Arizona is seeing some of the most dramatic temperatures Tuesday, but the heat wave is being felt across Nevada and California, too.
It comes as researchers say deadly heat waves like this one are going to grow more frequent.
It reached 119 degrees in Phoenix, the fourth highest recorded temperature in the city’s history, and 126 in Death Valley. Palm Springs, Calif., hit 120, still two degrees lower than a June four years ago. The operator of California’s power grid called on people to conserve electricity during peak hours.
Workers at a construction site in a Phoenix suburb huddled under an excavator to find a sliver of a shade during a break. At another building site, men in hard hats and yellow vests labored and sweated in the heat and downed water to stay hydrated.

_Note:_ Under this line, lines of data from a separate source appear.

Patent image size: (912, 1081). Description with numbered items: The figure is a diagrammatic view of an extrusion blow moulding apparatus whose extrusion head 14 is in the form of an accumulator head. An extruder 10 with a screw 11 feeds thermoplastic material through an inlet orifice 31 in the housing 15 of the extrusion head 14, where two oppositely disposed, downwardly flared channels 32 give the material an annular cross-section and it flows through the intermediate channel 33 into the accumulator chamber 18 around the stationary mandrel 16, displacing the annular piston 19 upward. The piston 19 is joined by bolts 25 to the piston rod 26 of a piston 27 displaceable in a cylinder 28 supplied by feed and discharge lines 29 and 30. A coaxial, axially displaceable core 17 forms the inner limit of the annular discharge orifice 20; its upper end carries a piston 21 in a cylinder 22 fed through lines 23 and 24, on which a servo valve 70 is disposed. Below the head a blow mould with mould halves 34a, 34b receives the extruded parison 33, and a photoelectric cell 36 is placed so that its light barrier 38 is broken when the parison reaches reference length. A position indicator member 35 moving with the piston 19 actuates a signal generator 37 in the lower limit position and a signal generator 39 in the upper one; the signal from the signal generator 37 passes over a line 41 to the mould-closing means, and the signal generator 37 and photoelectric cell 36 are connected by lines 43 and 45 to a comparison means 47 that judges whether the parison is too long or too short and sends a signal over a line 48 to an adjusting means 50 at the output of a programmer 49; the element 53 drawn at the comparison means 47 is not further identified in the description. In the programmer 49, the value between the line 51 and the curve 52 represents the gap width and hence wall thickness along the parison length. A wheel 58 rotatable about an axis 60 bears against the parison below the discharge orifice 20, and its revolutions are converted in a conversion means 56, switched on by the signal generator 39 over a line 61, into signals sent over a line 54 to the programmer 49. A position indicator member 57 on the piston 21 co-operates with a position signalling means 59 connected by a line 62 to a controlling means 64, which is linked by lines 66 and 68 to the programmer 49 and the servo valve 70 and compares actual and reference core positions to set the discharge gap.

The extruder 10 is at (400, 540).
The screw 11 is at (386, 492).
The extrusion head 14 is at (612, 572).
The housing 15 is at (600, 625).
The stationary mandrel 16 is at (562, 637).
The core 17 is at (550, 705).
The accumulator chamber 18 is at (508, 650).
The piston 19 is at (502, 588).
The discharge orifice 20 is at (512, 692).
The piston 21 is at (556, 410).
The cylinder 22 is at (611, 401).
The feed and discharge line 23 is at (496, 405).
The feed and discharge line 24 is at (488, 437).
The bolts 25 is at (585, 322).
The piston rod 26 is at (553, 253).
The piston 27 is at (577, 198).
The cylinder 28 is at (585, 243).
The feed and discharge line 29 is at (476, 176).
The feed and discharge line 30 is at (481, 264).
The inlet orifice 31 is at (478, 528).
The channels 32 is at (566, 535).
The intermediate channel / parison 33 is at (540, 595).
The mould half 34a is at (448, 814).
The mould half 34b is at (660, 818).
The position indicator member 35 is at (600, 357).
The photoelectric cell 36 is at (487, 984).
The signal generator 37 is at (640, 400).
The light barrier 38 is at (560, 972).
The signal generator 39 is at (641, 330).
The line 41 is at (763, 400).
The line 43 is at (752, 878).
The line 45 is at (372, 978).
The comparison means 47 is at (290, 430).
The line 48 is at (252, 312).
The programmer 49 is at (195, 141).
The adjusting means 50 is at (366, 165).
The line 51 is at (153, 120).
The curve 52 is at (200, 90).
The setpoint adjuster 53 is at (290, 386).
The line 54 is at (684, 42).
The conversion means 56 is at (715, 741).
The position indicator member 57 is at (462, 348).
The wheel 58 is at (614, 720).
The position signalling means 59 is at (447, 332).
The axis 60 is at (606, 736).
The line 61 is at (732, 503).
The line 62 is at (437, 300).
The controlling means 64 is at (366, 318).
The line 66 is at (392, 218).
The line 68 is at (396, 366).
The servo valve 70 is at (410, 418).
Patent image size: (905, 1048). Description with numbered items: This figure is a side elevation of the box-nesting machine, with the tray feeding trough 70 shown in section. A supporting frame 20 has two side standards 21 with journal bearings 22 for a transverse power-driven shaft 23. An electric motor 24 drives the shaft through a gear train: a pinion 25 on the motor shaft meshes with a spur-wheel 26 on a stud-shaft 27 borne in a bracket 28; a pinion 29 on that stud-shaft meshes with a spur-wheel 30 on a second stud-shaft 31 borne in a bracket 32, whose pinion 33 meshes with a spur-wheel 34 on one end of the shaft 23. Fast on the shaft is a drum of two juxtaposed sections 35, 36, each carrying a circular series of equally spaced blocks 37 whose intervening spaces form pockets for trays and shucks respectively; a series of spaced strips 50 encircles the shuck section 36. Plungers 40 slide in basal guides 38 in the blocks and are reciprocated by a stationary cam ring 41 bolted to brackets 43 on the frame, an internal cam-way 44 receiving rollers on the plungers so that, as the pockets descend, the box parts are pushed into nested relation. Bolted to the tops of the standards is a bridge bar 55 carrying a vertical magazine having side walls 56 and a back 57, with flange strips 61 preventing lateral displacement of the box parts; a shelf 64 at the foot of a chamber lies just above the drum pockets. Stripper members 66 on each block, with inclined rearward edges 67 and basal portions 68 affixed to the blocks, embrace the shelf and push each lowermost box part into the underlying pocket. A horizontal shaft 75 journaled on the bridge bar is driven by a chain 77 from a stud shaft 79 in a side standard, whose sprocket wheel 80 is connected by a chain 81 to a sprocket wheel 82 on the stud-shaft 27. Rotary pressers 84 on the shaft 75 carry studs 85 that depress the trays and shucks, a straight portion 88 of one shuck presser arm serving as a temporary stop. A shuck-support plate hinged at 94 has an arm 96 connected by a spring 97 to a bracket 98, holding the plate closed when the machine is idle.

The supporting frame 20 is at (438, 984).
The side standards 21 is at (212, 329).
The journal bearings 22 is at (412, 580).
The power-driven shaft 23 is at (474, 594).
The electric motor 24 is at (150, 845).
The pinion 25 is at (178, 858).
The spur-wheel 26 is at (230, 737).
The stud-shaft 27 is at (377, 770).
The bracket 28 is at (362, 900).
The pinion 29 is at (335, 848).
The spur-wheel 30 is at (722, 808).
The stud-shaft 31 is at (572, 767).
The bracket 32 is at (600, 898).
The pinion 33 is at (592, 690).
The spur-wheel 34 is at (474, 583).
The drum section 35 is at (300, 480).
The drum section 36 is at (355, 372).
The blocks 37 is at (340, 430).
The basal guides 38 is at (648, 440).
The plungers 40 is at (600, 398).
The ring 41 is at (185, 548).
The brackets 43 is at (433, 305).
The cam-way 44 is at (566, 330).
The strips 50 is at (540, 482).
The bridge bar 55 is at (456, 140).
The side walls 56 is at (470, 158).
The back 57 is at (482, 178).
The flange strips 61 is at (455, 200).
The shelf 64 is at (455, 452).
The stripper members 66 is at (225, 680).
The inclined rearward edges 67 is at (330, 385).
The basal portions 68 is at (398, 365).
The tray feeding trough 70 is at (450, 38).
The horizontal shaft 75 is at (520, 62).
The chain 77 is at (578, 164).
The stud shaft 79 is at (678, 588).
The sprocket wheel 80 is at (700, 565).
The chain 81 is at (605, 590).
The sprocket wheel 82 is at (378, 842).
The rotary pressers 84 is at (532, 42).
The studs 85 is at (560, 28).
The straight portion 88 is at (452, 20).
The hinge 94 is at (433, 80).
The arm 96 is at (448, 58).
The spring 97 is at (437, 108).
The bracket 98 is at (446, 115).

Project superintendent Tommy Russell says his company has held weekly safety meetings to prepare for the heat, and he will send all his workers home if it hits 120.
Las Vegas also was baking. Out-of-town visitors tried to stay inside air-conditioned casinos as much as possible, and some tourists lugged packs of bottled water around the Strip. Others went to a bar where the temperature is set at 23 degrees, and glasses, walls and seats are sculpted from ice.
Tonya and Lavonda Williams traveled to Sin City from Orlando, Florida, to get out of town and see the Backstreet Boys in concert.
‘‘This is like the oven door is open,’’ Lavonda Williams said as the sisters walked into The Palazzo casino-resort.
Landscaper Juan Guadalupe scaled a spindly palm tree more than 50 feet tall in Phoenix, using a chain saw to hack the branches. He didn’t mind being tethered to a tall tree because he occasionally catches a cool breeze.
‘‘Down here, it’s hot,’’ Guadalupe said.
In addition to grounding more than 40 flights of smaller planes, airlines have been taking other measures on larger jets to reduce their weight. American Airlines spokesman Ross Feinstein said the carrier began limiting sales on some flights to prevent the planes from exceeding maximum weight for safe takeoff in the hot conditions.
Meanwhile, the heat and dry conditions have fed wildfires. One fire destroyed a home and damaged another while forcing hundreds of people to evacuate Brian Head, a Utah ski town. The fire was started by somebody using a torch to kill weeds, Governor Gary Herbert said Tuesday.
Wildfires have also hit California, where a blaze in the San Bernardino Mountains east of Los Angeles is 10 percent contained, and northern Nevada, where firefighters are battling a trio of wildland blazes.